La République Démocratique du Congo vient de franchir un nouveau cap dans sa politique sportive internationale. En moins d’un mois, deux accords majeurs ont été signés par le ministre des Sports et Loisirs Didier Budimbu, avec deux géants européens : le FC Barcelone et l’AS Monaco. Si ces partenariats ont suscité quelques réactions critiques, il convient aujourd’hui d’en analyser les retombées positives potentielles pour le sport congolais, à l’international.
Des montants conséquents pour des ambitions élevées
1,6 million USD par an pour le partenariat avec l’AS Monaco, soit 4,8 millions USD sur trois ans; et 4,3 millions d’euros par an avec le FC Barcelone, pour un total estimé à environ 10 millions d’euros. Loin d’un simple échange financier, ces investissements doivent être perçus comme un pari considérable sur l’avenir. Il s’agit pour la RDC de se positionner enfin comme un acteur crédible et ambitieux sur l’échiquier sportif mondial.
Une ouverture stratégique vers le professionnalisme
En s’associant à des clubs de renommée mondiale, le ministère des Sports entend, tenez, favoriser la formation des jeunes talents congolais qui auront désormais des passerelles directes vers des académies de haut niveau, le transfert de compétences avec la mise à disposition d’experts européens dans la gestion, le management et l’encadrement technique, et enfin la visibilité internationale des athlètes congolais et de la marque RDC dans les grandes vitrines sportives.
Dans les faits, ces partenariats visent à créer un écosystème sportif plus structuré, plus ambitieux, et capable de rivaliser avec les standards internationaux.

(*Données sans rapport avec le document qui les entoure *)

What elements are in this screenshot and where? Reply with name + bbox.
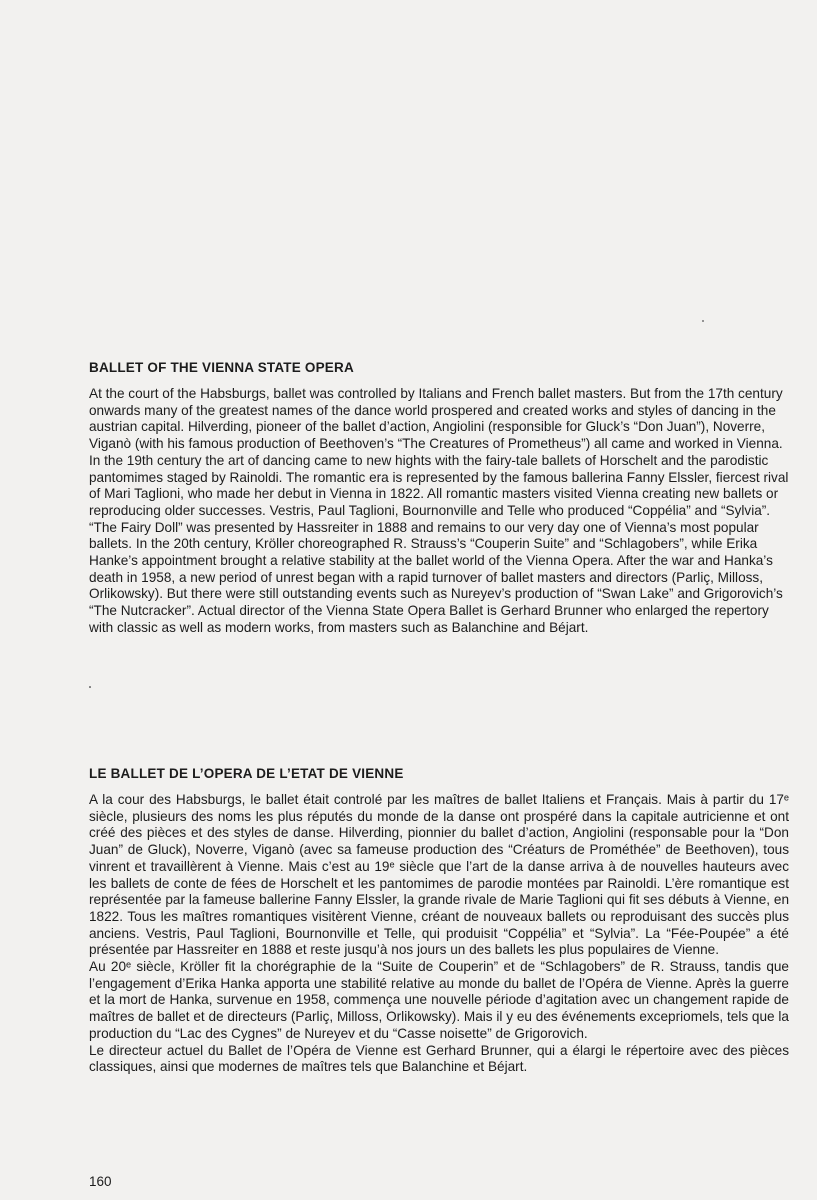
english-section bbox=[89, 359, 789, 637]
page-number: 160 bbox=[89, 1174, 112, 1189]
english-paragraph-2: In the 19th century the art of dancing came to new hights with the fairy-tale ballets of Horschelt and the parodistic pantomimes staged by Rainoldi. The romantic era is represented by the famous ballerina Fanny Elssler, fiercest rival of Mari Taglioni, who made her debut in Vienna in 1822. All romantic masters visited Vienna creating new ballets or reproducing older successes. Vestris, Paul Taglioni, Bournonville and Telle who produced “Coppélia” and “Sylvia”. “The Fairy Doll” was presented by Hassreiter in 1888 and remains to our very day one of Vienna’s most popular ballets. In the 20th century, Kröller choreographed R. Strauss’s “Couperin Suite” and “Schlagobers”, while Erika Hanke’s appointment brought a relative stability at the ballet world of the Vienna Opera. After the war and Hanka’s death in 1958, a new period of unrest began with a rapid turnover of ballet masters and directors (Parliç, Milloss, Orlikowsky). But there were still outstanding events such as Nureyev’s production of “Swan Lake” and Grigorovich’s “The Nutcracker”. Actual director of the Vienna State Opera Ballet is Gerhard Brunner who enlarged the repertory with classic as well as modern works, from masters such as Balanchine and Béjart. bbox=[89, 452, 789, 635]
print-speck bbox=[89, 686, 91, 688]
french-section bbox=[89, 765, 789, 1076]
english-paragraph-1: At the court of the Habsburgs, ballet was controlled by Italians and French ballet masters. But from the 17th century onwards many of the greatest names of the dance world prospered and created works and styles of dancing in the austrian capital. Hilverding, pioneer of the ballet d’action, Angiolini (responsible for Gluck’s “Don Juan”), Noverre, Viganò (with his famous production of Beethoven’s “The Creatures of Prometheus”) all came and worked in Vienna. bbox=[89, 386, 783, 452]
french-paragraph-2: Au 20ᵉ siècle, Kröller fit la chorégraphie de la “Suite de Couperin” et de “Schlagobers” de R. Strauss, tandis que l’engagement d’Erika Hanka apporta une stabilité relative au monde du ballet de l’Opéra de Vienne. Après la guerre et la mort de Hanka, survenue en 1958, commença une nouvelle période d’agitation avec un changement rapide de maîtres de ballet et de directeurs (Parliç, Milloss, Orlikowsky). Mais il y eu des événements excepriomels, tels que la production du “Lac des Cygnes” de Nureyev et du “Casse noisette” de Grigorovich. bbox=[89, 959, 789, 1041]
english-heading: BALLET OF THE VIENNA STATE OPERA bbox=[89, 360, 354, 375]
french-paragraph-3: Le directeur actuel du Ballet de l’Opéra de Vienne est Gerhard Brunner, qui a élargi le répertoire avec des pièces classiques, ainsi que modernes de maîtres tels que Balanchine et Béjart. bbox=[89, 1042, 789, 1075]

Un moteur pour le tourisme sportif et l’économie locale
L’impact ne se limite pas au domaine sportif. Le rayonnement du FC Barcelone et de l’AS Monaco est un levier puissant pour attirer des investisseurs, des sponsors, et même des visiteurs étrangers, en quête de destinations émergentes dans le domaine du sport.
Le tourisme sportif, encore peu développé en RDC, pourrait ainsi connaître un véritable essor avec l’organisation d’événements conjoints, de stages de préparation et de camps d’entraînement internationaux.
Un courage politique face aux conservatismes
Didier Budimbu a pris une décision audacieuse dans un contexte national marqué par des priorités multiples. Il aurait été plus simple de rester dans une gestion routinière, sans prise de risque. Mais au contraire, le ministre a choisi d’innover, de prendre de l’avance et de faire de la RDC un pays qui anticipe les mutations du sport mondial.
Il mérite à ce titre un accompagnement citoyen, médiatique et institutionnel, afin de permettre à cette vision de porter ses fruits.
Complémentarité, et non contradiction, avec les priorités locales
Le véritable défi réside désormais dans la mise en synergie entre ces partenariats internationaux et la restructuration du sport local : réhabilitation des infrastructures, soutien aux fédérations, encadrement des jeunes. Il ne s’agit pas de choisir entre le local et l’international, mais de faire coexister intelligemment les deux dynamiques.
Une vision à long terme qui mérite d’être comprise
Le chemin emprunté par Didier Budimbu n’est peut-être pas le plus populaire dans l’immédiat, mais il est sans doute le plus porteur pour l’avenir. Ce n’est qu’à travers des choix ambitieux et structurants que le sport congolais pourra sortir de la stagnation et entrer dans l’ère de la compétitivité.
Cette vision reste donc un pari sur l’avenir, et mérite encouragements, tout en restant vigilants sur la transparence et la mise en œuvre, pour que ces millions investis soient les fondations solides d’un nouvel élan sportif national.